Raccolgo volentieri l’invito di Identità Golose a raccontare uno dei migliori pasti mai fatti. Quest’inverno, nei giorni di chiusura del Refettorio al Monastero di Santa Rosa, sono stato diversi giorni a New York. Ho mangiato da Eleven Madison Park, Momofuku Ko, Blue Hill at Stone Barns, Masa, Per Se. Ma è un altro ristorante ad avermi entusiasmato: Chef’s Table at Brooklyn Fare, trasferito di recente da Brooklyn a Manhattan.

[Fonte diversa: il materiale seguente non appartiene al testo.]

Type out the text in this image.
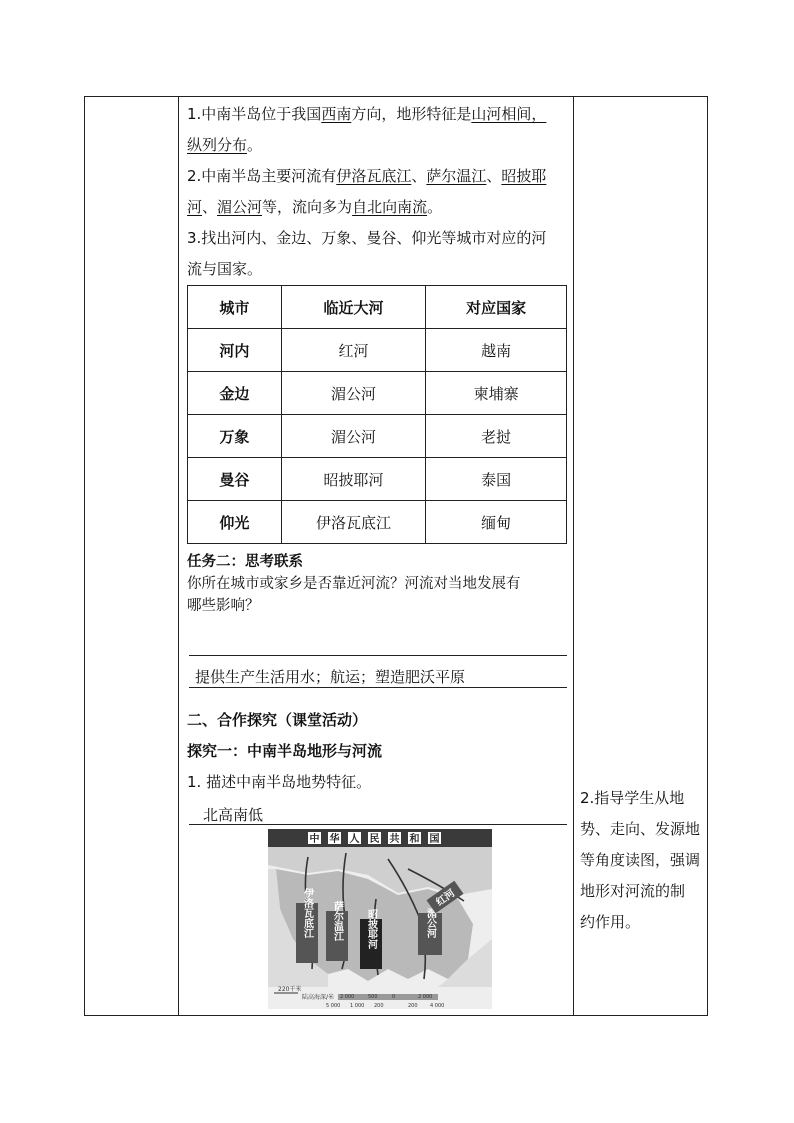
1.中南半岛位于我国西南方向，地形特征是山河相间，

纵列分布。

2.中南半岛主要河流有伊洛瓦底江、萨尔温江、昭披耶

河、湄公河等，流向多为自北向南流。

3.找出河内、金边、万象、曼谷、仰光等城市对应的河

流与国家。

城市	临近大河	对应国家
河内	红河	越南
金边	湄公河	柬埔寨
万象	湄公河	老挝
曼谷	昭披耶河	泰国
仰光	伊洛瓦底江	缅甸

任务二：思考联系

你所在城市或家乡是否靠近河流？河流对当地发展有

哪些影响？

提供生产生活用水；航运；塑造肥沃平原

二、合作探究（课堂活动）

探究一：中南半岛地形与河流

1. 描述中南半岛地势特征。

北高南低

中 华 人 民 共 和 国
伊洛瓦底江 萨尔温江 昭披耶河	湄公河
红河
220千米
陆高海深/米 2 000	500	0	2 000
5 000 1 000 200	200 4 000

2.指导学生从地

势、走向、发源地

等角度读图，强调

地形对河流的制

约作用。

Per cenare da César Ramirez devi prenotare telefonando un mese e mezzo prima, il lunedì mattina, dalle ore 10.30. Scegli il giorno e comunichi gli estremi della tua carta di credito. Sette giorni prima del pasto, ti addebitano 385 dollari, il costo del menu degustazione, unica scelta possibile. Il giorno del pasto non sono ammessi ritardi: in America, andare a mangiare in certi ristoranti è come andare a teatro o al cinema, meglio arrivare puntuali.
Chef’s Table è dentro a un supermercato. Non è il classico, gigantesco mall americano ma un minimarket. Vende alimenti ricercati, con prodotti interessanti. A un certo punto si nota una porta senza insegna. C’è un dress code che impone giacca e camicia ma è solo per non fare confusione tra gli ospiti del ristorante e i clienti del supermercato.

Riccio, panbrioche e tartufo
Le gentili ragazze del counter ti fanno accomodare. In sottofondo, diversamente da tutti i 3 stelle Michelin che ho visitato, non c’è musica classica ma David Bowie e Talking Heads. Un’atmosfera molto frizzante e informale. Mi sento a casa.
Del ristorante, qualche tavolo e un bancone di poche sedute, colpisce subito l’arredo: nessuna mise-en-place o posate importanti, niente orpelli superflui. Dietro al bancone lavorano 5 persone, non 25 come nelle brigate di pari livello. Sono quelle che lavoreranno alla tua cena. Non noteremo mai un attimo di deconcentrazione: sanno tutti, in ogni momento, esattamente cosa fare. Tra loro c’è lo chef, di origini messicane. Lavora con una cucina Molteni, una piccola piastra stile giapponese e un forno Rational. Stop.
La cucina mette mano con efficacissima semplicità ai migliori prodotti del mondo. Scampi, ricci di mare, wagyu marezzatura 8, anatre… è tutto cucinato e impiattato davanti agli occhi del cliente, dall’inizio alla fine (uno schema che non troveresti mai in un ristorante blasonato francese: loro sono più gelosi di quello che fanno). Quaglie crude, disossate al momento, grigliate e servite. Il celebre riccio tra panbrioche e tartufo, il suo piatto firma. L’incredibile soufflé gelato al cioccolato. Tutte preparazioni buonissime, di tre gusti semplici, raccolti in un sol boccone. Non sembrava un ristorante di 3 stelle ma un’insegna con l’entusiasmo di un neofita.

César Ramirez e Christoph Bob
Si dice che
Ramirez non brilli di simpatia. Ma quale cuoco è simpatico quand’è al lavoro? Nessuno, credetemi. Con me, cliente, è stato invece molto educato e intelligente. Non dev’essere facile oggi per un messicano lavorare negli Stati Uniti. Ma
Trump dovrebbe sapere che questo signore ha preparato uno dei pranzi più incredibili della mia vita.